As a cancer physician, I often cared for patients who found themselves in very desperate medical situations. When all available approved treatment alternatives have been exhausted, many patients are willing to try investigational or restricted therapies- -but then learn they are not eligible for the protocols that govern their use. What are such desperate patients to do?
My take is that once approved treatment regimens have been exhausted, desperately ill patients should have appropriate access to any reasonable treatment that has the potential to be of benefit and yet doesn’t present unjustifiable risks. The best way to provide these drugs is through clinical trials, where the rigor and discipline of the trial enables patient response, side effects, and outcomes to be carefully measured to determine safety and effectiveness in a systematic way. When this is not possible, there can be an alternative pathway to receiving the investigational therapy.
The FDA has called this pathway “single patient access,” often referred to by the public as ” compassionate use.” We have a long history of helping patients gain access to potential treatments this way. For example, just in FDA’s oncology division, we review and approve hundreds of requests each year for single patient access to investigational drugs.
More recently, we have encountered circumstances in which a drug is approved and is commercially available, but can only be used under very strict rules – these are called an approved Risk Evaluation and Mitigation Strategy (REMS). But we have adapted “single patient expanded access” to this category of drugs as well in an effort to do everything appropriate to serve these unfortunate patients.
So, how can patients gain access to an investigational drug or a restricted drug through these mechanisms? To permit such treatment use of an investigational drug, the company must first agree to make the drug available. Then, the FDA, in conjunction with the patient’s treating physician, must determine, among other things that the potential benefit justifies the potential risks of the treatment use and those potential risks are not unreasonable in the context of the disease or the condition to be treated; and that providing the investigational drug for the treatment use will not interfere with the initiation, conduct, or completion of clinical investigations that are required to support marketing approval of the investigational drug for the greatest number of patients who can benefit. A similar path is taken when considering use of restricted commercially available drugs.

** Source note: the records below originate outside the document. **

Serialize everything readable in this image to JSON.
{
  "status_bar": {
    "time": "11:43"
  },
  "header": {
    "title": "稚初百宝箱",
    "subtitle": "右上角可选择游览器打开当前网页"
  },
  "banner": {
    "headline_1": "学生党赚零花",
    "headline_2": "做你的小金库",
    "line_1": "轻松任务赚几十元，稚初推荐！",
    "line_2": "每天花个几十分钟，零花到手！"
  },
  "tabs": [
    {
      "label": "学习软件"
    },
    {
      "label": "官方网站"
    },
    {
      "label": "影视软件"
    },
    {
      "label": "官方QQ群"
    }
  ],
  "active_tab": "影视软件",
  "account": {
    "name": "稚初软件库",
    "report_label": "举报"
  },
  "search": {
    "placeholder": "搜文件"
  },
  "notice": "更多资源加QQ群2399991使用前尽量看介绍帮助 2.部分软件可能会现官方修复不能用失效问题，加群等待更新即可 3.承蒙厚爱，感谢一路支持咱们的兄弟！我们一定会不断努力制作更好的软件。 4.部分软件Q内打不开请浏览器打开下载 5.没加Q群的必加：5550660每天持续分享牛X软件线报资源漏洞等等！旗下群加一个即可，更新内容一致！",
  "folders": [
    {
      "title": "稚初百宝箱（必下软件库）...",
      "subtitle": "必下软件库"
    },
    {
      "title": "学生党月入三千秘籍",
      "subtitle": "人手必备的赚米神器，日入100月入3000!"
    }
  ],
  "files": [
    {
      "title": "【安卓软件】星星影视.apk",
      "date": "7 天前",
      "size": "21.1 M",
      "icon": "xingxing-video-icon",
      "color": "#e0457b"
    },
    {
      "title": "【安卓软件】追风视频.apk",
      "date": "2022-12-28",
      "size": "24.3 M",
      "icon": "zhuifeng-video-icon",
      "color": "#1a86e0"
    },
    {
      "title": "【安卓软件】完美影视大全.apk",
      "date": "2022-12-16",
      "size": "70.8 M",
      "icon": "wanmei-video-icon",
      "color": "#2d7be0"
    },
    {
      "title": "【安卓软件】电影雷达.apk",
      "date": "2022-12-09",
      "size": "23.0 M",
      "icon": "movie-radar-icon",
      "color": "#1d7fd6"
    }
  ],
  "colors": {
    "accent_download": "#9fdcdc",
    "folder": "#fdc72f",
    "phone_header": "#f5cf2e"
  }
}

Drugs under investigation, in either a clinical trial or an expanded access program, don’t offer a guarantee of success, but they do offer an option. Information about clinical trials of investigational drugs and expanded access options, including contacts and locations, is available through the ClinicalTrials.gov web site. At the FDA, there is an Office of Special Health Issues which you can call and where they have trained personnel to listen to your story and assist you with the necessary information. The number to call is 301-827-4460.
At the end of the day, benefitting patients is the goal of the FDA. And how it is achieve requires a structured and disciplined process to facilitate getting the right drug or medical product to the right patient in the right way – to get the best possible outcome.
Andrew C. von Eschenbach, M.D.
Commissioner of Food and Drugs (FDA)
quiact says
If patients are terminally ill, they should have free access to yet to be approved drugs by the FDA. Such patients are without treatment options, and should be able to decide to acquire such drugs, if they choose to do so.
The FDA, by the way, approves drugs with concerning frequency that prove to be toxic if not deadly. So a drug not approved by the FDA is not a valid issue.
quiact says
Yes, I think premature therapeutic agents should be available to certain patients- terminally ill ones specifically. They have no other options. With premature death known to them, they, as would I, would try anything that may alter their future.
sharon says
I believe whatever treatment is available should be utilized, what is the sense of making these patients suffer more than they are. They are probably more aware of the side effects than the average person anyway. What’s the worst that can happen to them? They lose their life? Isn’t in question anyway?
sharon lee murray says
I believe patients should have access to whatever methods available to them, how many times have we seen commercials where death or stroke is a possibility of a new drug, and yet it passes but cancer patients who are on the road to death are not allowed to try new drugs. This is just plain wrong, why let some drugs pass that have all these crazy side effects and the ones that might help still have a rigorous road ahead of them? Who knows, maybe some of these unorthodox drugs might help, what’s the worst that can happen anyway? They get some side effects? America should wake up and smell the coffee, the FDA should also, after all it’s in their hands to help our cancer patients, and not a one patient at a time but many at the same time.